Duta Besar Tiongkok untuk India, Xu Feihong, menyatakan bahwa Beijing “secara teguh menentang” tarif tinggi yang dikenakan Washington kepada Delhi dan menyerukan kerjasama yang lebih erat antara India dan Tiongkok.
Xu menyamakan AS dengan “preman”, dengan mengatakan bahwa negara itu telah lama diuntungkan oleh perdagangan bebas tetapi kini menggunakan tarif sebagai “alat tawar” untuk meminta “harga selangit” dari negara-negara lain.
“AS telah memberlakukan tarif hingga 50% pada India dan bahkan mengancam akan lebih banyak lagi. China menentangnya keras. Keheningan hanya memberanikan si preman,” kata Xu pada Kamis.
Awal bulan ini, Trump mengenakan sanksi tambahan 25% di atas tarif 25% untuk pembelian minyak dan senjata dari Rusia. Tarif baru ini akan efektif berlaku pada 27 Agustus mendatang.
Meningkatnya impor minyak mentah Rusia yang murah oleh Delhi sejak perang Ukraina telah menyebabkan ketegangan dalam hubungannya dengan AS dan mempengaruhi negosiasi perjanjian dagang.
India telah membela pembelian minyak Rusianya, dengan argumen bahwa sebagai importir energi besar, mereka harus membeli minyak mentah termurah yang tersedia untuk melindungi jutaan warga India yang miskin dari kenaikan biaya. Mereka juga menunjuk bahwa pemerintahan Biden sendiri pernah menyuruh India untuk membeli minyak Rusia guna menstabilkan pasar energi dunia.
Latar belakang hubungan dagang Delhi dengan Washington yang goyah, tampaknya terjadi pencairan hubungan yang cepat antara India dan Tiongkok.

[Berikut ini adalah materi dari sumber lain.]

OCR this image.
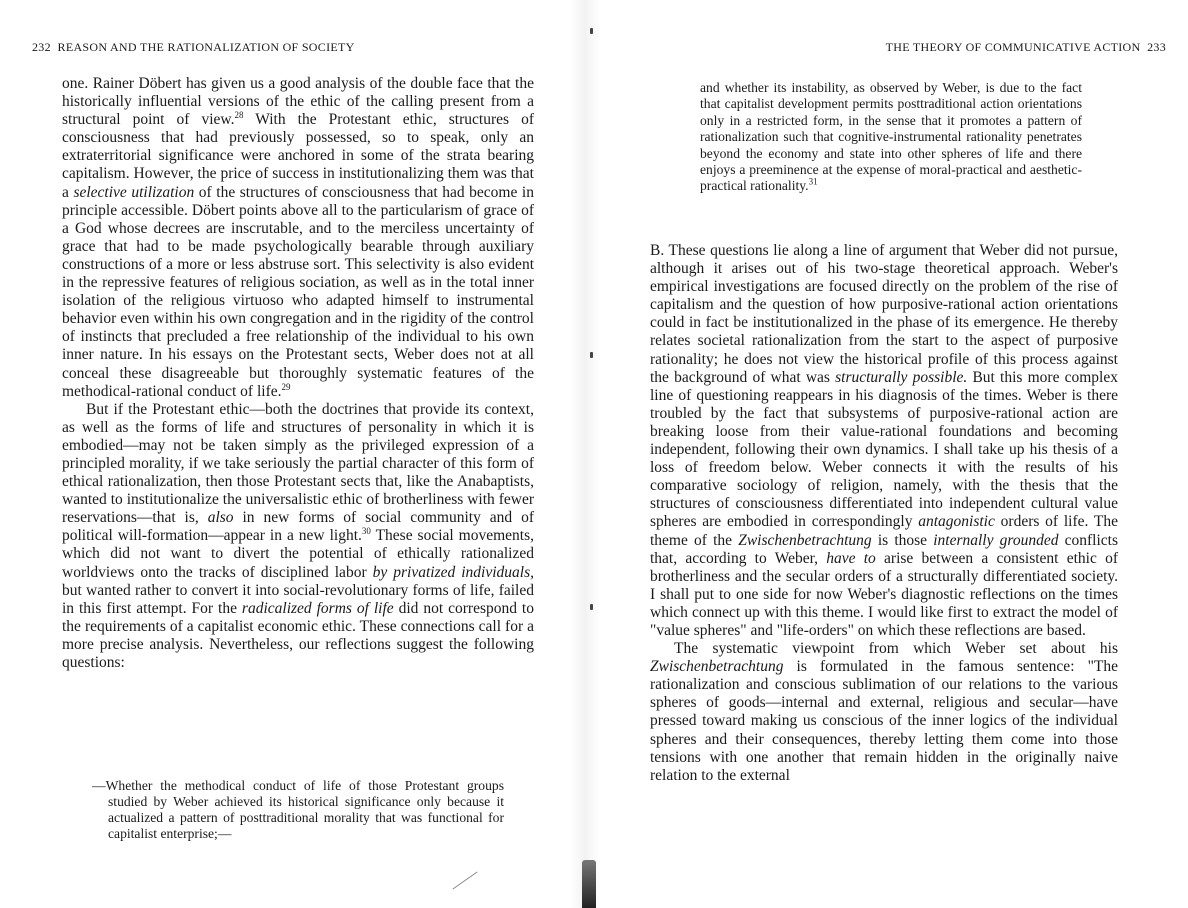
232 REASON AND THE RATIONALIZATION OF SOCIETY

one. Rainer Döbert has given us a good analysis of the double face that the historically influential versions of the ethic of the calling present from a structural point of view.$^{28}$ With the Protestant ethic, structures of consciousness that had previously possessed, so to speak, only an extraterritorial significance were anchored in some of the strata bearing capitalism. However, the price of success in institutionalizing them was that a selective utilization of the structures of consciousness that had become in principle accessible. Döbert points above all to the particularism of grace of a God whose decrees are inscrutable, and to the merciless uncertainty of grace that had to be made psychologically bearable through auxiliary constructions of a more or less abstruse sort. This selectivity is also evident in the repressive features of religious sociation, as well as in the total inner isolation of the religious virtuoso who adapted himself to instrumental behavior even within his own congregation and in the rigidity of the control of instincts that precluded a free relationship of the individual to his own inner nature. In his essays on the Protestant sects, Weber does not at all conceal these disagreeable but thoroughly systematic features of the methodical-rational conduct of life.$^{29}$

But if the Protestant ethic—both the doctrines that provide its context, as well as the forms of life and structures of personality in which it is embodied—may not be taken simply as the privileged expression of a principled morality, if we take seriously the partial character of this form of ethical rationalization, then those Protestant sects that, like the Anabaptists, wanted to institutionalize the universalistic ethic of brotherliness with fewer reservations—that is, also in new forms of social community and of political will-formation—appear in a new light.$^{30}$ These social movements, which did not want to divert the potential of ethically rationalized worldviews onto the tracks of disciplined labor by privatized individuals, but wanted rather to convert it into social-revolutionary forms of life, failed in this first attempt. For the radicalized forms of life did not correspond to the requirements of a capitalist economic ethic. These connections call for a more precise analysis. Nevertheless, our reflections suggest the following questions:

—Whether the methodical conduct of life of those Protestant groups studied by Weber achieved its historical significance only because it actualized a pattern of posttraditional morality that was functional for capitalist enterprise;—

THE THEORY OF COMMUNICATIVE ACTION 233

and whether its instability, as observed by Weber, is due to the fact that capitalist development permits posttraditional action orientations only in a restricted form, in the sense that it promotes a pattern of rationalization such that cognitive-instrumental rationality penetrates beyond the economy and state into other spheres of life and there enjoys a preeminence at the expense of moral-practical and aesthetic-practical rationality.$^{31}$

B. These questions lie along a line of argument that Weber did not pursue, although it arises out of his two-stage theoretical approach. Weber's empirical investigations are focused directly on the problem of the rise of capitalism and the question of how purposive-rational action orientations could in fact be institutionalized in the phase of its emergence. He thereby relates societal rationalization from the start to the aspect of purposive rationality; he does not view the historical profile of this process against the background of what was structurally possible. But this more complex line of questioning reappears in his diagnosis of the times. Weber is there troubled by the fact that subsystems of purposive-rational action are breaking loose from their value-rational foundations and becoming independent, following their own dynamics. I shall take up his thesis of a loss of freedom below. Weber connects it with the results of his comparative sociology of religion, namely, with the thesis that the structures of consciousness differentiated into independent cultural value spheres are embodied in correspondingly antagonistic orders of life. The theme of the Zwischenbetrachtung is those internally grounded conflicts that, according to Weber, have to arise between a consistent ethic of brotherliness and the secular orders of a structurally differentiated society. I shall put to one side for now Weber's diagnostic reflections on the times which connect up with this theme. I would like first to extract the model of "value spheres" and "life-orders" on which these reflections are based.

The systematic viewpoint from which Weber set about his Zwischenbetrachtung is formulated in the famous sentence: "The rationalization and conscious sublimation of our relations to the various spheres of goods—internal and external, religious and secular—have pressed toward making us conscious of the inner logics of the individual spheres and their consequences, thereby letting them come into those tensions with one another that remain hidden in the originally naive relation to the external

Hubungan antar tetangga ini meruncing setelah bentrokan Galwan di Ladakh pada tahun 2020. Sejak itu, Beijing dan Delhi secara bertahap berupaya memulihkan hubungan.
Awal pekan ini, Menteri Luar Negeri Tiongkok Wang Yi melakukan kunjungan dua hari ke Delhi dimana ia menyatakan bahwa India dan Tiongkok seharusnya memandang satu sama lain sebagai “mitra”, bukan “lawan atau ancaman”.
Pada hari Kamis, Xu membuat pernyataan sejalan saat berbicara di sebuah acara di ibu kota India.
Ia menyebut kedua negara sebagai “mesin ganda” pertumbuhan ekonomi di Asia dan menambahkan bahwa persatuan antara India dan Tiongkok menguntungkan dunia secara keseluruhan.
Ia juga mengundang lebih banyak perusahaan India untuk berinvestasi di Tiongkok dan menambahkan bahwa Beijing berharap India dapat menyediakan “lingkungan bisnis yang adil, setara, dan non-diskriminatif” bagi perusahaan-perusahaan Tiongkok di India untuk manfaat rakyat kedua negara.
“Saat ini, perang tarif dan perang dagang mengacaukan sistem ekonomi dan perdagangan global, politik kekuatan dan hukum rimba merajalela, serta aturan dan tatanan internasional mengalami dampak yang parah,” ujarnya, mengisyaratkan langkah-langkah tarif Washington terhadap India dan negara-negara lain.
“Tiongkok akan berdiri teguh bersama India untuk menjunjung sistem perdagangan multilateral dengan Organisasi Perdagangan Dunia (WTO) sebagai intinya,” tambahnya.
Ia juga menyatakan bahwa kunjungan mendatang Perdana Menteri Narendra Modi ke Tiongkok untuk menghadiri KTT Organisasi Kerjasama Shanghai akan memberikan “dorongan baru bagi hubungan Tiongkok-India”.